Flush Interval int 1 How often, in seconds, to force tuples to disk. Set this value to zero to flush immediately.
Sync on flush check box false (cleared) Syncs operating system buffers to the file system on flush, to make sure that all changes are written. Using this options incurs a large performance penalty.
Compress data check box false (cleared) If selected, the adapter compresses its output in gzip format.
If File Exists Radio buttons Truncate existing file Action to take if the specified binary file already exists when the adapter is started: Truncate existing file, or Fail.
Throttle Error Messages check box false (cleared) Only show a given error message once.
Log Level drop-down list INFO Controls the level of verbosity the adapter uses to send notifications to the console. This setting can be higher than the containing application's log level. If set lower, the system log level will be used. Available values, in increasing order of verbosity, are: OFF, ERROR, WARN, INFO, DEBUG, TRACE.
Log Level drop-down list INFO Controls the level of verbosity the adapter uses to send notifications to the console. This setting can be higher than the containing application's log level. If set lower, the system log level will be used. Available values, in increasing order of verbosity, are: OFF, ERROR, WARN, INFO, DEBUG, TRACE.

HDFS Tab

Property Data Type Description
Buffer Size (Bytes) Int The size of the buffer to be used. If empty, the default is used.
Replication Short The required block replication for the file. If empty, the server default is used, and only used during file creation.
Block Size (Bytes) Long The default data block size. If empty, the server default is used, and only used during file creation.
Configuration Files String The HDFS configuration files to use when connecting to the HDFS file system. For example, use the standard file, core-defaults.xml.

Concurrency Tab

Use the Concurrency tab to specify parallel regions for this instance of this component, or multiplicity options, or both. The Concurrency tab settings are described in Concurrency Options, and dispatch styles are described in Dispatch Styles.

Caution

Concurrency settings are not suitable for every application, and using these settings requires a thorough analysis of your application.
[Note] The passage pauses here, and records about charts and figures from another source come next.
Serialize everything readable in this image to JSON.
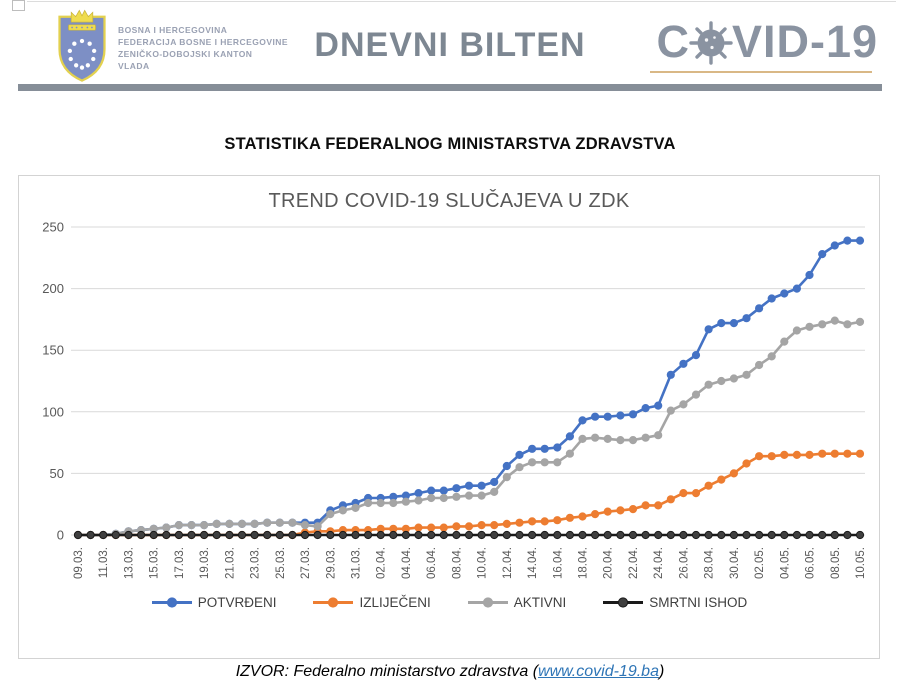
{
  "header": {
    "gov_lines": [
      "BOSNA I HERCEGOVINA",
      "FEDERACIJA BOSNE I HERCEGOVINE",
      "ZENIČKO-DOBOJSKI KANTON",
      "VLADA"
    ],
    "bulletin_title": "DNEVNI BILTEN",
    "covid_logo_prefix": "C",
    "covid_logo_suffix": "VID-19",
    "logo_color": "#8A93A1",
    "underline_color": "#D9B886"
  },
  "section_title": "STATISTIKA FEDERALNOG MINISTARSTVA ZDRAVSTVA",
  "chart_data": {
    "type": "line",
    "title": "TREND COVID-19 SLUČAJEVA U ZDK",
    "xlabel": "",
    "ylabel": "",
    "ylim": [
      0,
      250
    ],
    "yticks": [
      0,
      50,
      100,
      150,
      200,
      250
    ],
    "grid": "horizontal",
    "legend_position": "bottom",
    "x": [
      "09.03.",
      "10.03.",
      "11.03.",
      "12.03.",
      "13.03.",
      "14.03.",
      "15.03.",
      "16.03.",
      "17.03.",
      "18.03.",
      "19.03.",
      "20.03.",
      "21.03.",
      "22.03.",
      "23.03.",
      "24.03.",
      "25.03.",
      "26.03.",
      "27.03.",
      "28.03.",
      "29.03.",
      "30.03.",
      "31.03.",
      "01.04.",
      "02.04.",
      "03.04.",
      "04.04.",
      "05.04.",
      "06.04.",
      "07.04.",
      "08.04.",
      "09.04.",
      "10.04.",
      "11.04.",
      "12.04.",
      "13.04.",
      "14.04.",
      "15.04.",
      "16.04.",
      "17.04.",
      "18.04.",
      "19.04.",
      "20.04.",
      "21.04.",
      "22.04.",
      "23.04.",
      "24.04.",
      "25.04.",
      "26.04.",
      "27.04.",
      "28.04.",
      "29.04.",
      "30.04.",
      "01.05.",
      "02.05.",
      "03.05.",
      "04.05.",
      "05.05.",
      "06.05.",
      "07.05.",
      "08.05.",
      "09.05.",
      "10.05."
    ],
    "x_tick_labels": [
      "09.03.",
      "11.03.",
      "13.03.",
      "15.03.",
      "17.03.",
      "19.03.",
      "21.03.",
      "23.03.",
      "25.03.",
      "27.03.",
      "29.03.",
      "31.03.",
      "02.04.",
      "04.04.",
      "06.04.",
      "08.04.",
      "10.04.",
      "12.04.",
      "14.04.",
      "16.04.",
      "18.04.",
      "20.04.",
      "22.04.",
      "24.04.",
      "26.04.",
      "28.04.",
      "30.04.",
      "02.05.",
      "04.05.",
      "06.05.",
      "08.05.",
      "10.05."
    ],
    "x_tick_every": 2,
    "series": [
      {
        "name": "POTVRĐENI",
        "color": "#4472C4",
        "marker_fill": "#4472C4",
        "values": [
          0,
          0,
          0,
          1,
          3,
          4,
          5,
          6,
          8,
          8,
          8,
          9,
          9,
          9,
          9,
          10,
          10,
          10,
          10,
          10,
          20,
          24,
          26,
          30,
          30,
          31,
          32,
          34,
          36,
          36,
          38,
          40,
          40,
          43,
          56,
          65,
          70,
          70,
          71,
          80,
          93,
          96,
          96,
          97,
          98,
          103,
          105,
          130,
          139,
          146,
          167,
          172,
          172,
          176,
          184,
          192,
          196,
          200,
          211,
          228,
          235,
          239,
          239
        ]
      },
      {
        "name": "IZLIJEČENI",
        "color": "#ED7D31",
        "marker_fill": "#ED7D31",
        "values": [
          0,
          0,
          0,
          0,
          0,
          0,
          0,
          0,
          0,
          0,
          0,
          0,
          0,
          0,
          0,
          0,
          0,
          0,
          2,
          3,
          3,
          4,
          4,
          4,
          5,
          5,
          5,
          6,
          6,
          6,
          7,
          7,
          8,
          8,
          9,
          10,
          11,
          11,
          12,
          14,
          15,
          17,
          19,
          20,
          21,
          24,
          24,
          29,
          34,
          34,
          40,
          45,
          50,
          58,
          64,
          64,
          65,
          65,
          65,
          66,
          66,
          66,
          66
        ]
      },
      {
        "name": "AKTIVNI",
        "color": "#A5A5A5",
        "marker_fill": "#A5A5A5",
        "values": [
          0,
          0,
          0,
          1,
          3,
          4,
          5,
          6,
          8,
          8,
          8,
          9,
          9,
          9,
          9,
          10,
          10,
          10,
          8,
          7,
          17,
          20,
          22,
          26,
          26,
          26,
          27,
          28,
          30,
          30,
          31,
          32,
          32,
          35,
          47,
          55,
          59,
          59,
          59,
          66,
          78,
          79,
          78,
          77,
          77,
          79,
          81,
          101,
          106,
          114,
          122,
          125,
          127,
          130,
          138,
          145,
          157,
          166,
          169,
          171,
          174,
          171,
          173
        ]
      },
      {
        "name": "SMRTNI ISHOD",
        "color": "#1A1A1A",
        "marker_fill": "#3F3F3F",
        "values": [
          0,
          0,
          0,
          0,
          0,
          0,
          0,
          0,
          0,
          0,
          0,
          0,
          0,
          0,
          0,
          0,
          0,
          0,
          0,
          0,
          0,
          0,
          0,
          0,
          0,
          0,
          0,
          0,
          0,
          0,
          0,
          0,
          0,
          0,
          0,
          0,
          0,
          0,
          0,
          0,
          0,
          0,
          0,
          0,
          0,
          0,
          0,
          0,
          0,
          0,
          0,
          0,
          0,
          0,
          0,
          0,
          0,
          0,
          0,
          0,
          0,
          0,
          0
        ]
      }
    ],
    "axis_text_color": "#595959",
    "gridline_color": "#D9D9D9"
  },
  "footer": {
    "source_prefix": "IZVOR: Federalno ministarstvo zdravstva (",
    "link_text": "www.covid-19.ba",
    "source_suffix": ")",
    "link_color": "#2E75B6"
  }
}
For details, see Execution Order and Concurrency, which includes important guidelines for using the concurrency options.

Typechecking and Error Handling

Typechecking fails in the following circumstances:

  • The File Name is null or zero length string.
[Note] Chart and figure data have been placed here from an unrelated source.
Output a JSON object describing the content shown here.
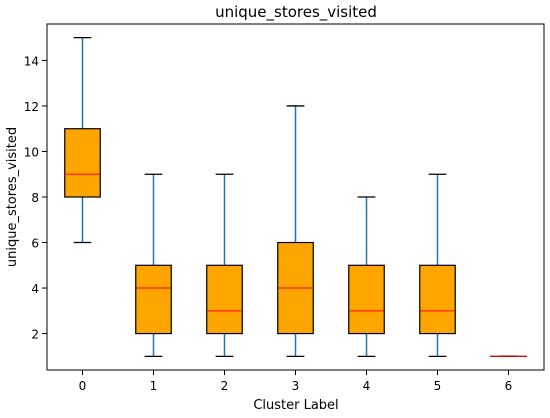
{
  "chart_data": {
    "type": "box",
    "title": "unique_stores_visited",
    "xlabel": "Cluster Label",
    "ylabel": "unique_stores_visited",
    "categories": [
      "0",
      "1",
      "2",
      "3",
      "4",
      "5",
      "6"
    ],
    "boxes": [
      {
        "category": "0",
        "whislo": 6,
        "q1": 8,
        "med": 9,
        "q3": 11,
        "whishi": 15
      },
      {
        "category": "1",
        "whislo": 1,
        "q1": 2,
        "med": 4,
        "q3": 5,
        "whishi": 9
      },
      {
        "category": "2",
        "whislo": 1,
        "q1": 2,
        "med": 3,
        "q3": 5,
        "whishi": 9
      },
      {
        "category": "3",
        "whislo": 1,
        "q1": 2,
        "med": 4,
        "q3": 6,
        "whishi": 12
      },
      {
        "category": "4",
        "whislo": 1,
        "q1": 2,
        "med": 3,
        "q3": 5,
        "whishi": 8
      },
      {
        "category": "5",
        "whislo": 1,
        "q1": 2,
        "med": 3,
        "q3": 5,
        "whishi": 9
      },
      {
        "category": "6",
        "whislo": 1,
        "q1": 1,
        "med": 1,
        "q3": 1,
        "whishi": 1
      }
    ],
    "yticks": [
      2,
      4,
      6,
      8,
      10,
      12,
      14
    ],
    "ylim": [
      0.4,
      15.6
    ],
    "grid": false,
    "colors": {
      "box_fill": "#FFA500",
      "box_edge": "#000000",
      "whisker": "#1f77b4",
      "median": "#ff0000"
    }
  }
}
  • The Flush Interval is less than zero.

  • The Max File Size is less than zero.

Connecting to the Amazon S3 File System

The HDFS Adapters can connect to and work with the Amazon S3 file system using the s3a://{bucket}/yourfile.txt URI style.

In order for the HDFS adapters to be able to access the Amazon S3 file system, you must also supply S3 authentication information via a configuration file or one of the other supported ways described here: Authenticating with S3.

The HDFS S3 sample gives an example of using a configuration file with the access key and secret key supplied.

Suspend and Resume Behavior

On suspend, this adapter stops processing tuples and closes the current file.

On resumption, it reopens a new output file named according to the file name rollover logic described for the File Name parameter above, and resumes processing tuples. That is, if the output file is named output.bin, on resumption, the new output file is named output.bin.000000, then output.bin.000001, and so on.